Two stories: Bill Buckley comes to town to see my father and my parents throw a dinner party for him and Pat. Ug is there and so is Dick Goodwin and after dinner Ug starts playing and singing and Dick chimes in on the vibes, and Buckley sits down at the piano and starts singing a rousing version of “Cielita Lindo,” and before long Ug’s daughter Chargee is dancing on the card table. I am indeed spoiled. Change some of the names and pretty much all the nights in our house ended like that and still do. At the engagement party my parents gave me when I was 29, before I called off the wedding in question, my fiance went to bed in the poolhouse before midnight. Which meant he wasn’t there when my old boyfriend came through the front door unannounced. It so happened Ug had taught him to play the guitar and he was really, really good at it, and a gifted (and published) songwriter to boot, so my best friend (who is also a songwriter) called my neighbor who brought over his guitar and we all sang and played until 7 o’clock in the morning. It was one of the most hilarious nights of my life — the old boyfriend was making up songs on the spot re the fall of Romania and Yugoslavia, which was going on at the time and was funnier (the singing about it) than it sounds –and the man I was about to marry slept through the whole thing. Which was a clue, and which also leads me to the next story.

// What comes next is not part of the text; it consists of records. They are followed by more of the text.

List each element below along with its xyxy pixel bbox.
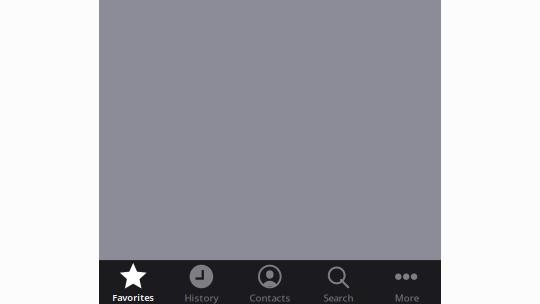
staticText: History <box>185 291 219 304</box>
button[interactable]: Favorites <box>99 260 167 304</box>
staticText: Favorites <box>112 291 154 304</box>
staticText: More <box>395 291 419 304</box>
button[interactable]: More <box>373 260 441 304</box>
button[interactable]: Search <box>304 260 373 304</box>
button[interactable]: Contacts <box>236 260 304 304</box>
staticText: Contacts <box>250 291 290 304</box>
button[interactable]: History <box>167 260 236 304</box>
staticText: Search <box>323 291 353 304</box>
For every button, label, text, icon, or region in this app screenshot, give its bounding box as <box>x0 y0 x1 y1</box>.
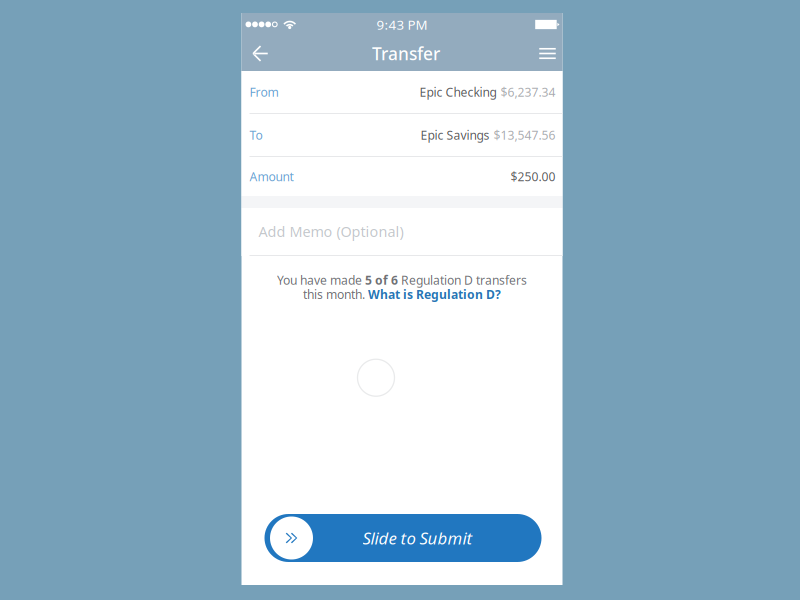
staticText: Slide to Submit <box>362 527 472 549</box>
staticText: What is Regulation D? <box>368 286 501 302</box>
staticText: Transfer <box>372 42 440 65</box>
staticText: Regulation D transfers <box>398 272 527 288</box>
button[interactable]: Add Memo (Optional) <box>242 208 562 255</box>
button[interactable]: Menu <box>530 36 566 71</box>
staticText: $13,547.56 <box>494 127 556 143</box>
button[interactable]: From <box>242 71 562 113</box>
staticText: 5 of 6 <box>365 272 398 288</box>
staticText: Epic Savings <box>420 127 490 143</box>
button[interactable]: Slide to Submit <box>264 514 542 562</box>
button[interactable]: Back <box>242 36 278 71</box>
staticText: $250.00 <box>510 168 556 184</box>
staticText: Amount <box>250 168 294 184</box>
staticText: From <box>250 84 278 100</box>
staticText: To <box>250 127 262 143</box>
staticText: You have made <box>277 272 365 288</box>
staticText: Epic Checking <box>420 84 496 100</box>
staticText: this month. <box>303 286 368 302</box>
staticText: 9:43 PM <box>376 16 428 33</box>
button[interactable]: Amount <box>242 157 562 196</box>
button[interactable]: To <box>242 114 562 156</box>
staticText: $6,237.34 <box>500 84 556 100</box>
staticText: Add Memo (Optional) <box>258 222 404 241</box>
button[interactable]: What is Regulation D? <box>368 286 501 302</box>
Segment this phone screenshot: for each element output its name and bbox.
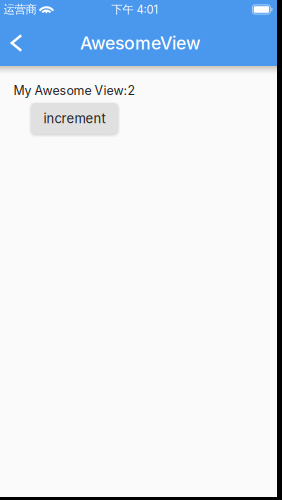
staticText: 下午 4:01 (112, 2, 158, 16)
button[interactable]: Back (0, 20, 33, 66)
staticText: My Awesome View:2 (14, 83, 136, 98)
button[interactable]: increment (31, 103, 118, 134)
staticText: AwesomeView (80, 32, 201, 54)
staticText: increment (44, 111, 106, 126)
staticText: 运营商 (4, 2, 36, 17)
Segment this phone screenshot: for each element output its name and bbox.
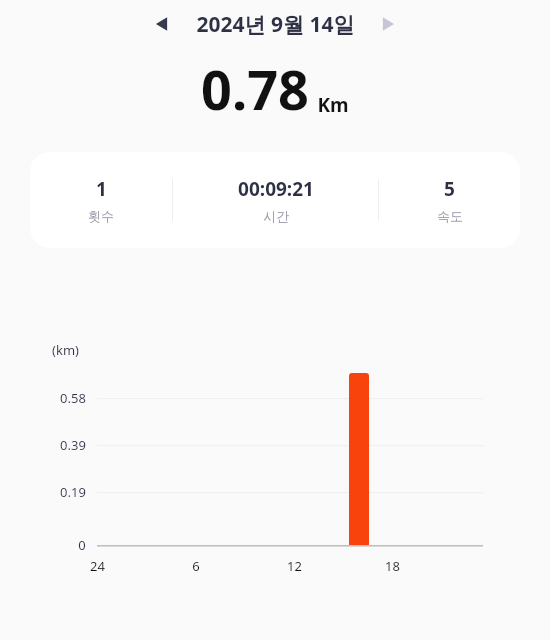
staticText: 24	[90, 557, 105, 575]
staticText: 0.19	[60, 483, 86, 501]
staticText: 시간	[263, 208, 289, 224]
staticText: 속도	[437, 208, 463, 224]
staticText: 0	[78, 536, 86, 554]
staticText: 18	[385, 557, 400, 575]
staticText: 5	[444, 176, 455, 202]
button[interactable]: 1	[30, 152, 172, 248]
staticText: 6	[192, 557, 200, 575]
staticText: 1	[96, 176, 107, 202]
staticText: Km	[317, 92, 349, 118]
staticText: 0.78	[201, 52, 309, 126]
staticText: 횟수	[88, 208, 114, 224]
button[interactable]: Next day	[372, 8, 404, 40]
button[interactable]: Previous day	[146, 8, 178, 40]
staticText: 2024년 9월 14일	[196, 10, 355, 39]
button[interactable]: 00:09:21	[173, 152, 378, 248]
staticText: 00:09:21	[238, 176, 314, 202]
button[interactable]: 5	[379, 152, 520, 248]
staticText: 12	[287, 557, 302, 575]
staticText: 0.58	[60, 389, 86, 407]
staticText: (km)	[52, 341, 79, 359]
staticText: 0.39	[60, 436, 86, 454]
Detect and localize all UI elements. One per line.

I meet my husband after a friend’s wedding when the hotel bar had shut down and we are all desperate for a drink. There is a piano in the lobby and he convinces the desk clerk (with an astutely palmed few bills) to let him play and he brings down a bunch of booze he happens to have in his room and the lobby party was way more fun than the wedding (I had the same fiance then — he was passed out on a sofa). I recognized that gun in the pocket thing right away and he had these bad boy eyes and then he sang “Night Owl” and all the other songs he knew how to do on the piano and I started paying a whole lot of attention. Cut to more than a decade later and we are the ones who are engaged. One night in a bar in Jackson, Mississippi, “Little Red Riding Hood” is playing on the jukebox and I jokingly tell John that one of the conditions of our marriage is that he has to sing the song at our wedding. I forget all about it and during the reception I go inside to change out of a big Carolina Herrera dress into a much smaller Carolina Herrera dress. As I walk out onto our terrace I hear the band playing “Riding Hood’s” opening bars from the tent, and when I look up there’s John onstage, singing his heart out, just like he did as the long ago lead singer of The Mersey Shores. And that night we BOTH stayed up most of the night playing and singing and having a hell of a time.